It is impossible for everyone to sell at the top before the implosion; the assets are owned by someone all the way down.
The central bank/state plan for 2015 is a continuation of the same plan that's been in play since 2009: drive everyone with any cash or capital into ruinously risky bets. The problem for the central bankers/states driving everyone into risk assets is the yields on these bets are entering the exhaustion zone of marginal returns.
In other words, what worked wonderfully for years no longer works at all.
Another way of saying the same thing is apparent stability gives way to instability and apparent predictability gives way to unpredictability. The hubris described yesterday (2015: A World Ruled by Hubris, Willful Blindness and Desperation) arises from the overweening confidence of central bankers that this same tired gambit of pushing assets higher by pushing capital and speculative money into risk assets can be played successfully with no limits.
But there are limits. A short list of limits might include:
1. Marginal borrowers/buyers: the game now is to lower interest rates and mortgages rates so ever-more marginal auto and house buyers can qualify for ever-less prudent loans.
This works until it doesn't, as marginal borrowers/buyers are last on, first off: they default at the first lay-off, medical emergency, etc.
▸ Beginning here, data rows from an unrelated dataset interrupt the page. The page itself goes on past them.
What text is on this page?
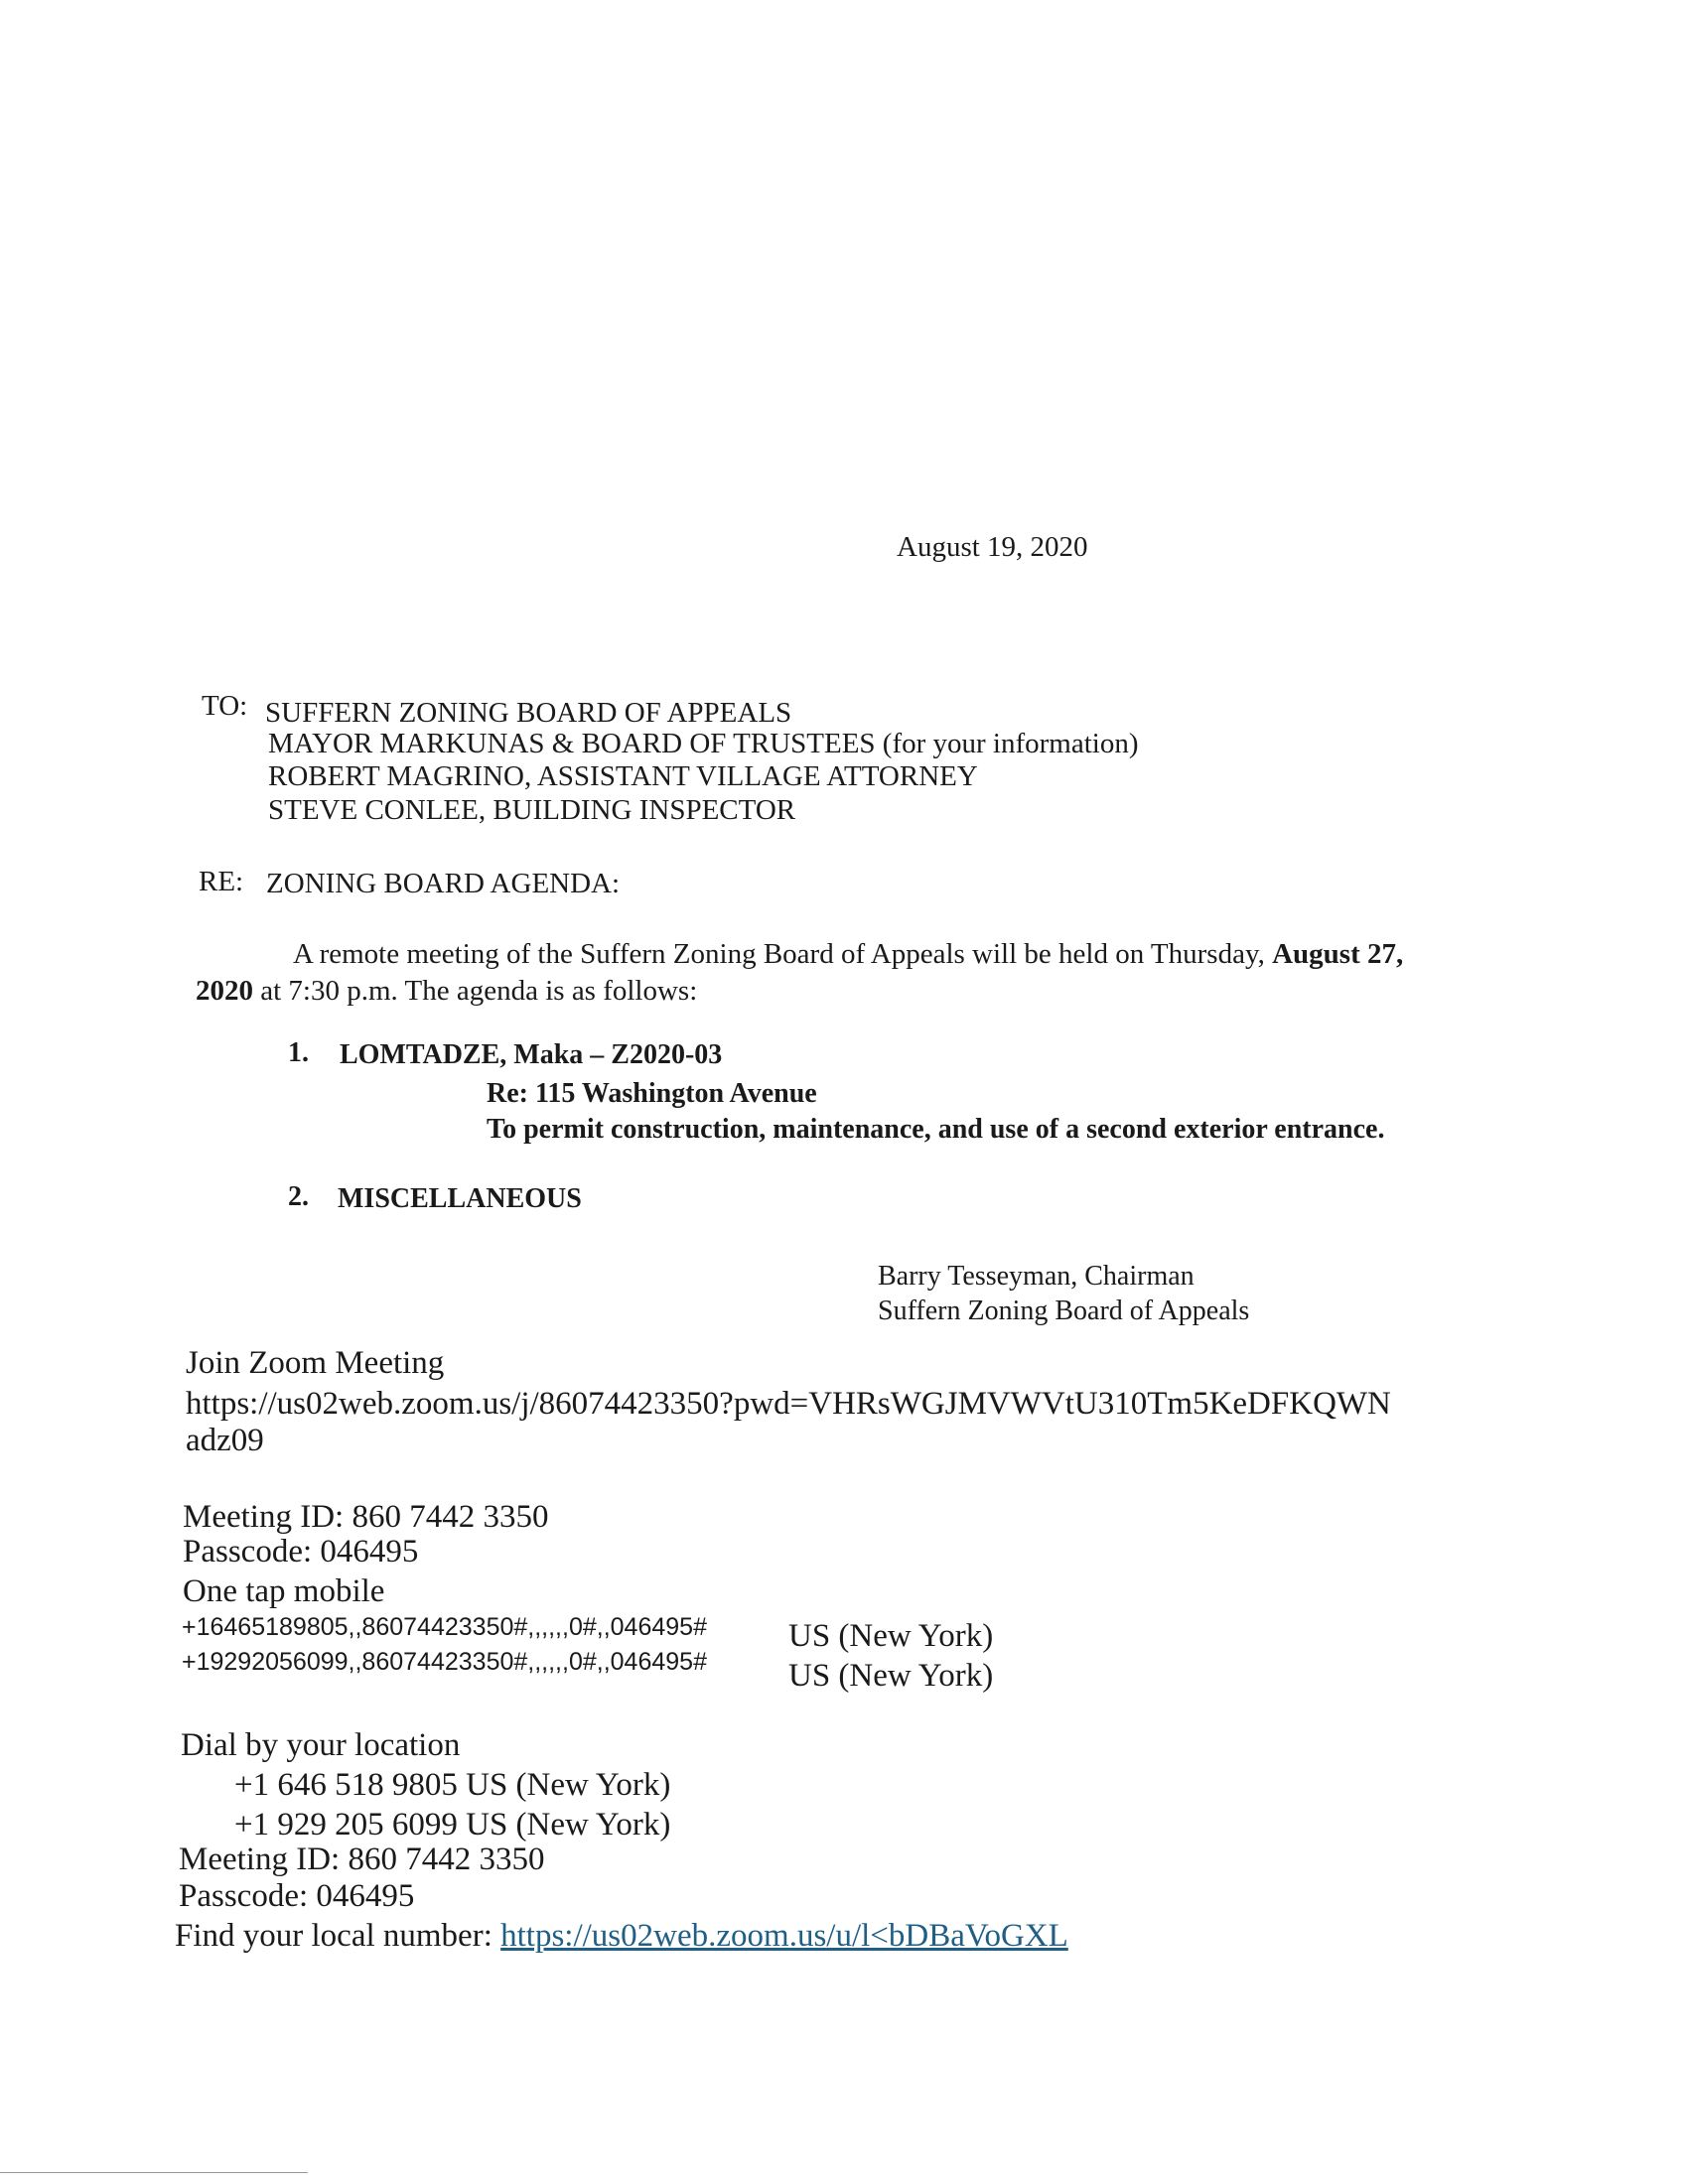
August 19, 2020
TO: SUFFERN ZONING BOARD OF APPEALS
MAYOR MARKUNAS & BOARD OF TRUSTEES (for your information)
ROBERT MAGRINO, ASSISTANT VILLAGE ATTORNEY
STEVE CONLEE, BUILDING INSPECTOR
RE: ZONING BOARD AGENDA:
A remote meeting of the Suffern Zoning Board of Appeals will be held on Thursday, August 27,
2020 at 7:30 p.m. The agenda is as follows:
1. LOMTADZE, Maka – Z2020-03
Re: 115 Washington Avenue
To permit construction, maintenance, and use of a second exterior entrance.
2. MISCELLANEOUS
Barry Tesseyman, Chairman
Suffern Zoning Board of Appeals
Join Zoom Meeting
https://us02web.zoom.us/j/86074423350?pwd=VHRsWGJMVWVtU310Tm5KeDFKQWN
adz09
Meeting ID: 860 7442 3350
Passcode: 046495
One tap mobile
+16465189805,,86074423350#,,,,,,0#,,046495# US (New York)
+19292056099,,86074423350#,,,,,,0#,,046495# US (New York)
Dial by your location
+1 646 518 9805 US (New York)
+1 929 205 6099 US (New York)
Meeting ID: 860 7442 3350
Passcode: 046495
Find your local number: https://us02web.zoom.us/u/l<bDBaVoGXL
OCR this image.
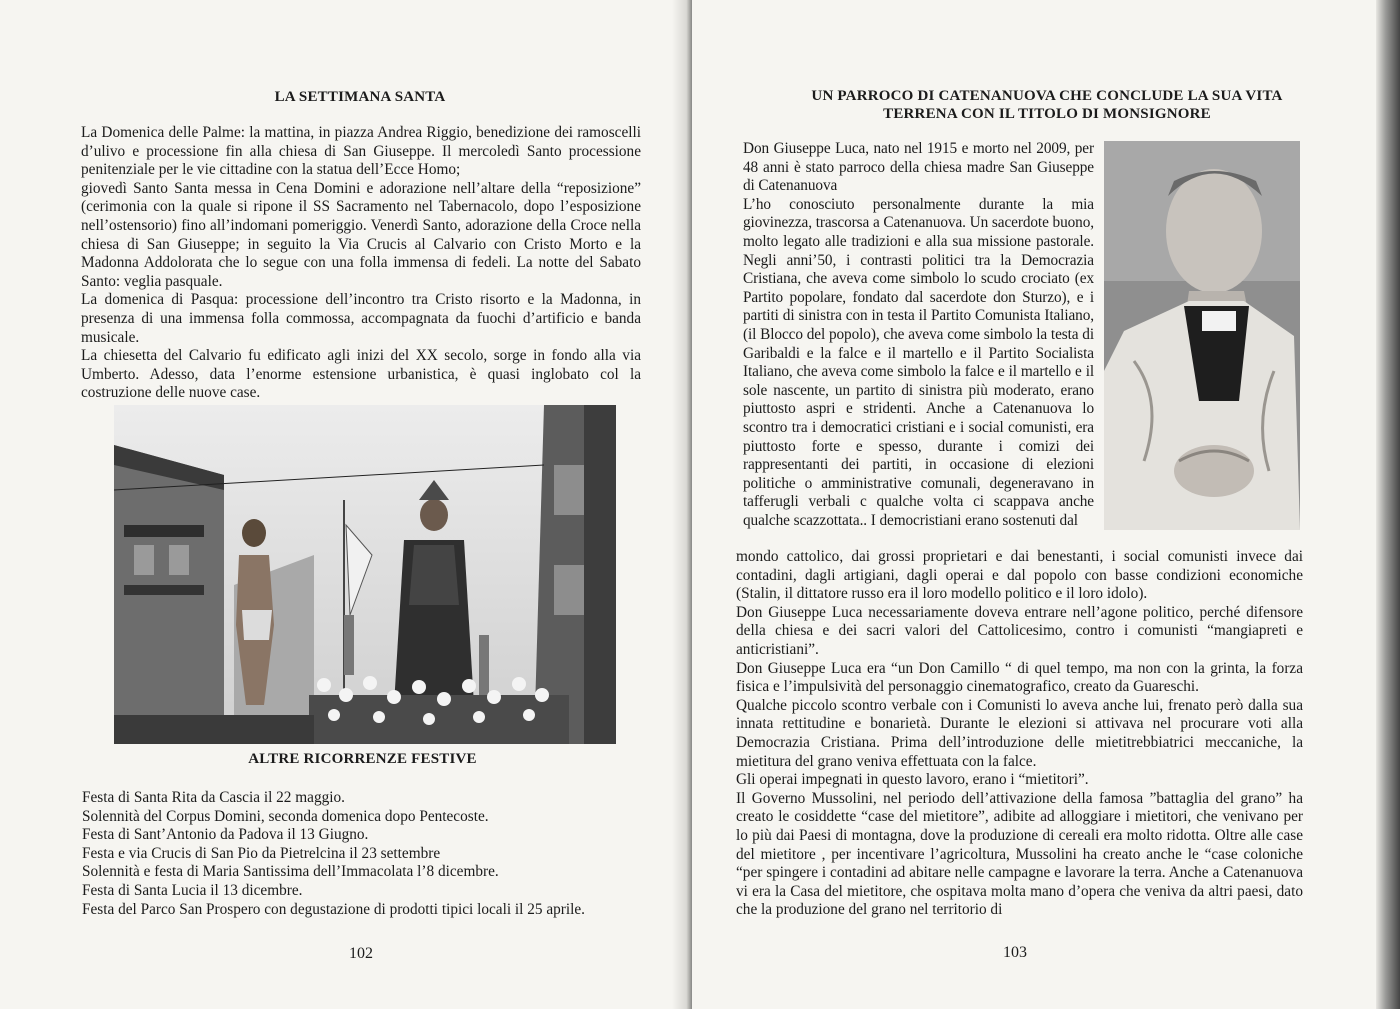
LA SETTIMANA SANTA

La Domenica delle Palme: la mattina, in piazza Andrea Riggio, benedizione dei ramoscelli d’ulivo e processione fin alla chiesa di San Giuseppe. Il mercoledì Santo processione penitenziale per le vie cittadine con la statua dell’Ecce Homo;

giovedì Santo Santa messa in Cena Domini e adorazione nell’altare della “reposizione” (cerimonia con la quale si ripone il SS Sacramento nel Tabernacolo, dopo l’esposizione nell’ostensorio) fino all’indomani pomeriggio. Venerdì Santo, adorazione della Croce nella chiesa di San Giuseppe; in seguito la Via Crucis al Calvario con Cristo Morto e la Madonna Addolorata che lo segue con una folla immensa di fedeli. La notte del Sabato Santo: veglia pasquale.

La domenica di Pasqua: processione dell’incontro tra Cristo risorto e la Madonna, in presenza di una immensa folla commossa, accompagnata da fuochi d’artificio e banda musicale.

La chiesetta del Calvario fu edificato agli inizi del XX secolo, sorge in fondo alla via Umberto. Adesso, data l’enorme estensione urbanistica, è quasi inglobato col la costruzione delle nuove case.

ALTRE RICORRENZE FESTIVE
Festa di Santa Rita da Cascia il 22 maggio.
Solennità del Corpus Domini, seconda domenica dopo Pentecoste.
Festa di Sant’Antonio da Padova il 13 Giugno.
Festa e via Crucis di San Pio da Pietrelcina il 23 settembre
Solennità e festa di Maria Santissima dell’Immacolata l’8 dicembre.
Festa di Santa Lucia il 13 dicembre.
Festa del Parco San Prospero con degustazione di prodotti tipici locali il 25 aprile.
102
UN PARROCO DI CATENANUOVA CHE CONCLUDE LA SUA VITA
TERRENA CON IL TITOLO DI MONSIGNORE

Don Giuseppe Luca, nato nel 1915 e morto nel 2009, per 48 anni è stato parroco della chiesa madre San Giuseppe di Catenanuova

L’ho conosciuto personalmente durante la mia giovinezza, trascorsa a Catenanuova. Un sacerdote buono, molto legato alle tradizioni e alla sua missione pastorale. Negli anni’50, i contrasti politici tra la Democrazia Cristiana, che aveva come simbolo lo scudo crociato (ex Partito popolare, fondato dal sacerdote don Sturzo), e i partiti di sinistra con in testa il Partito Comunista Italiano, (il Blocco del popolo), che aveva come simbolo la testa di Garibaldi e la falce e il martello e il Partito Socialista Italiano, che aveva come simbolo la falce e il martello e il sole nascente, un partito di sinistra più moderato, erano piuttosto aspri e stridenti. Anche a Catenanuova lo scontro tra i democratici cristiani e i social comunisti, era piuttosto forte e spesso, durante i comizi dei rappresentanti dei partiti, in occasione di elezioni politiche o amministrative comunali, degeneravano in tafferugli verbali c qualche volta ci scappava anche qualche scazzottata.. I democristiani erano sostenuti dal

mondo cattolico, dai grossi proprietari e dai benestanti, i social comunisti invece dai contadini, dagli artigiani, dagli operai e dal popolo con basse condizioni economiche (Stalin, il dittatore russo era il loro modello politico e il loro idolo).

Don Giuseppe Luca necessariamente doveva entrare nell’agone politico, perché difensore della chiesa e dei sacri valori del Cattolicesimo, contro i comunisti “mangiapreti e anticristiani”.

Don Giuseppe Luca era “un Don Camillo “ di quel tempo, ma non con la grinta, la forza fisica e l’impulsività del personaggio cinematografico, creato da Guareschi.

Qualche piccolo scontro verbale con i Comunisti lo aveva anche lui, frenato però dalla sua innata rettitudine e bonarietà. Durante le elezioni si attivava nel procurare voti alla Democrazia Cristiana. Prima dell’introduzione delle mietitrebbiatrici meccaniche, la mietitura del grano veniva effettuata con la falce.

Gli operai impegnati in questo lavoro, erano i “mietitori”.

Il Governo Mussolini, nel periodo dell’attivazione della famosa ”battaglia del grano” ha creato le cosiddette “case del mietitore”, adibite ad alloggiare i mietitori, che venivano per lo più dai Paesi di montagna, dove la produzione di cereali era molto ridotta. Oltre alle case del mietitore , per incentivare l’agricoltura, Mussolini ha creato anche le “case coloniche “per spingere i contadini ad abitare nelle campagne e lavorare la terra. Anche a Catenanuova vi era la Casa del mietitore, che ospitava molta mano d’opera che veniva da altri paesi, dato che la produzione del grano nel territorio di

103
Defaults tend to pyramid in recessions as lay-offs and financial stress spreads quickly through those living paycheck to paycheck.
2. The Greater Fool: All Ponzi schemes rely on an ever-expanding pool of greater fools who buy into the scheme and reward the previous (much smaller) cohort of greater fools. Ponzi schemes fail because the pool of greater fools is finite, but the scheme demands an ever-expanding pool of participants to function.
All Ponzi schemes eventually fail, though each is declared financially sound because this time it's different (though it never is). The number of greater fools required to keep the scheme going eventually exceeds the population of marginal borrowers/buyers who have yet to buy in.